What does this mean? Research has found that customers in lower-income areas and communities of color face higher rates of erroneous declines. When a model hasn’t seen enough transactions from a particular group of people or in a given situation, it has less data to build an accurate baseline for them. So when something slightly unusual happens, it flags it. Not out of intent, but out of unfamiliarity.

The model isn’t necessarily explicitly discriminating against anyone. But its outputs can still produce what researchers call disparate impact – unequal harm, distributed unequally.

As researchers at MIT explain in their book “Fairness and Machine Learning,” this is a known limitation. A model trained on incomplete representation will perform less reliably for the groups it saw least. The fix isn’t to blame the algorithm, but to train it on better, more representative data, and to test its error rates across different customer groups before deployment.

An upset young woman talks on the phone to dispute something she sees on her computer screen.
When machine learning declines a payment, you’re faced with a black box that isn’t designed for human interpretation. Vitaly Gariev on Unsplash, CC BY

Why you don’t have the right to an explanation

What makes these cases worse is the lack of any information.

When a loan officer denies your mortgage application, the law requires a written explanation. But when an algorithm declines your debit card, you get “flagged by our system” message. If you’re lucky enough to connect with a human representative, they can’t tell you much more.

This gap isn’t an accident. Most high-performing fraud models are black boxes. Their internal logic isn’t designed for human interpretation. A bank may genuinely be unable to articulate plainly why your transaction was stopped. That’s not because it’s hiding something, but because the model itself doesn’t produce a reason. It produces a number.

In response, some financial institutions are moving toward tools that make their algorithms more transparent. Known in the industry as “explainable AI,” these systems are designed to surface the most influential factors behind a given decision – flagging, for instance, that a transaction was blocked because of an unusual location combined with an atypically large amount. It’s a meaningful step toward accountability.

However, these adoptions are uneven, and the explanations that do exist are rarely surfaced to customers.

Meanwhile, those pressures haven’t yet translated into a consistent, enforceable right to a meaningful explanation when your card gets declined. Challenging a decision made by AI can be enormously difficult, and most of us don’t even know we have the right to try.

For most people, the path of least resistance is simply to move on, switch to another card, take their business elsewhere or say nothing. Research suggests a quarter of consumers who experience a false decline never return to that merchant at all.

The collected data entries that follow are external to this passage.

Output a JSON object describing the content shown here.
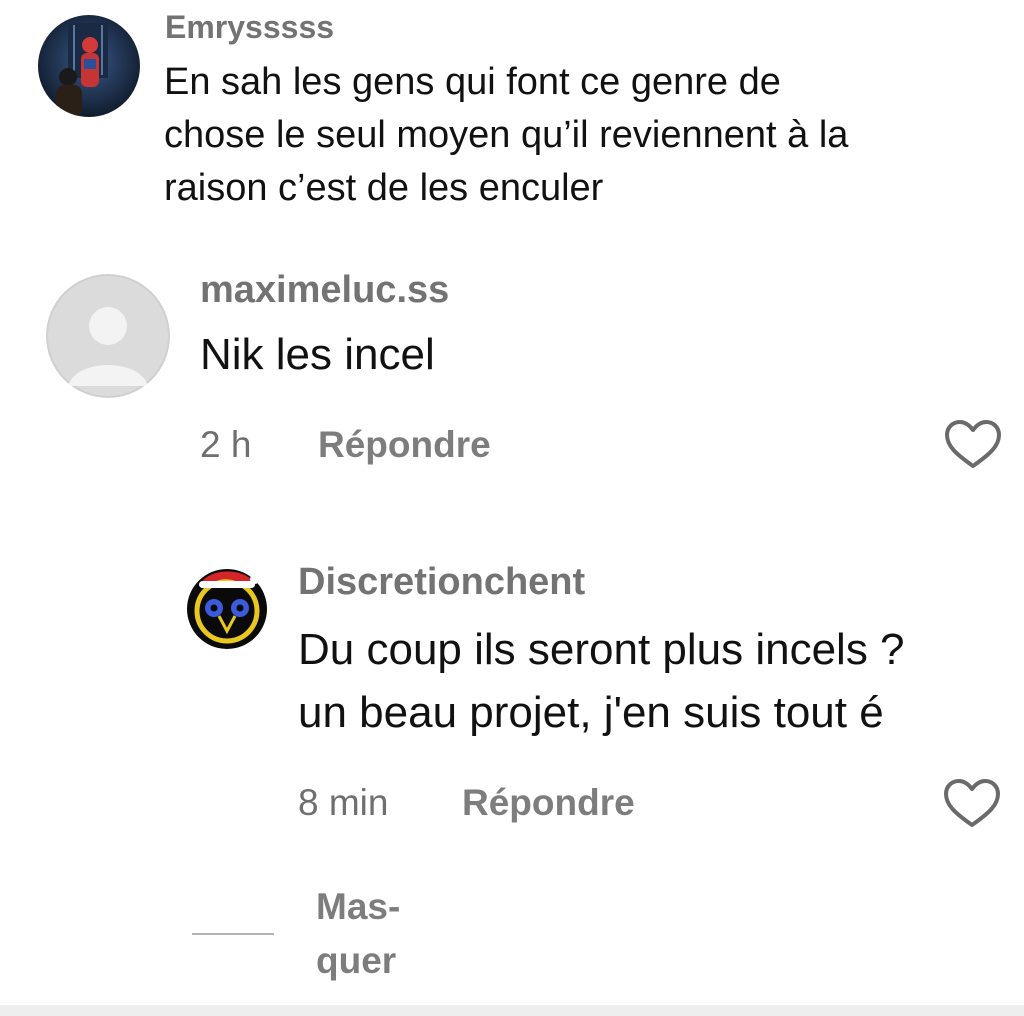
{
  "comments": [
    {
      "username": "Emrysssss",
      "lines": [
        "En sah les gens qui font ce genre de",
        "chose le seul moyen qu’il reviennent à la",
        "raison c’est de les enculer"
      ],
      "avatar_icon": "spider-man-avatar-icon"
    },
    {
      "username": "maximeluc.ss",
      "lines": [
        "Nik les incel"
      ],
      "time": "2 h",
      "reply_label": "Répondre",
      "avatar_icon": "default-user-avatar-icon",
      "like_icon": "heart-icon"
    },
    {
      "username": "Discretionchent",
      "lines": [
        "Du coup ils seront plus incels ?",
        "un beau projet, j'en suis tout é"
      ],
      "time": "8 min",
      "reply_label": "Répondre",
      "avatar_icon": "owl-christmas-hat-avatar-icon",
      "like_icon": "heart-icon"
    }
  ],
  "hide_replies": {
    "lines": [
      "Mas-",
      "quer"
    ]
  },
  "colors": {
    "username": "#737373",
    "text": "#111111",
    "meta": "#6f6f6f",
    "icon": "#6a6a6a"
  }
}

Some people go further and close the account entirely. That instinct is understandable. However, it carries a hidden cost. A declined transaction won’t appear on your credit report, but closing the card can. Shutting down an account reduces your available credit and can shorten your credit history, which can directly affect your credit score.

What you can actually do right now?

You have more power here than the banks would like you to think.

Call your bank immediately: A fraud flag is probabilistic, not final. A bank representative can override a declined transaction in real time. The model made a guess, but a human can correct it. Do not wait.

Set alerts if you’re planning to make unusual purchases: Most banks allow you to notify them of upcoming travel, large purchases, or changes in your spending pattern. This doesn’t override the model, but it gives it new information to work with, which can prevent the flag from triggering in the first place.

Know your rights: Under the Fair Credit Billing Act, you can dispute erroneous transaction blocks and request an explanation. If you believe you’ve been systematically and unfairly blocked, the Consumer Financial Protection Bureau accepts consumer complaints.

Ask your bank what appeal processes are available: Increasingly, banks are building more customer-facing appeal services. Visa reported 106 million disputes globally in 2025, a 35% rise since 2019, and has called dispute management a “strategic priority.” Improper declines are expensive for payment companies and financial institutions, too, through customer service costs, lost revenue and eroded trust.

The bigger picture

The algorithm that blocked your payment isn’t all-knowing or neutral. It’s a machine making a statistical guess about you, based on data that was probably never perfectly fair to begin with.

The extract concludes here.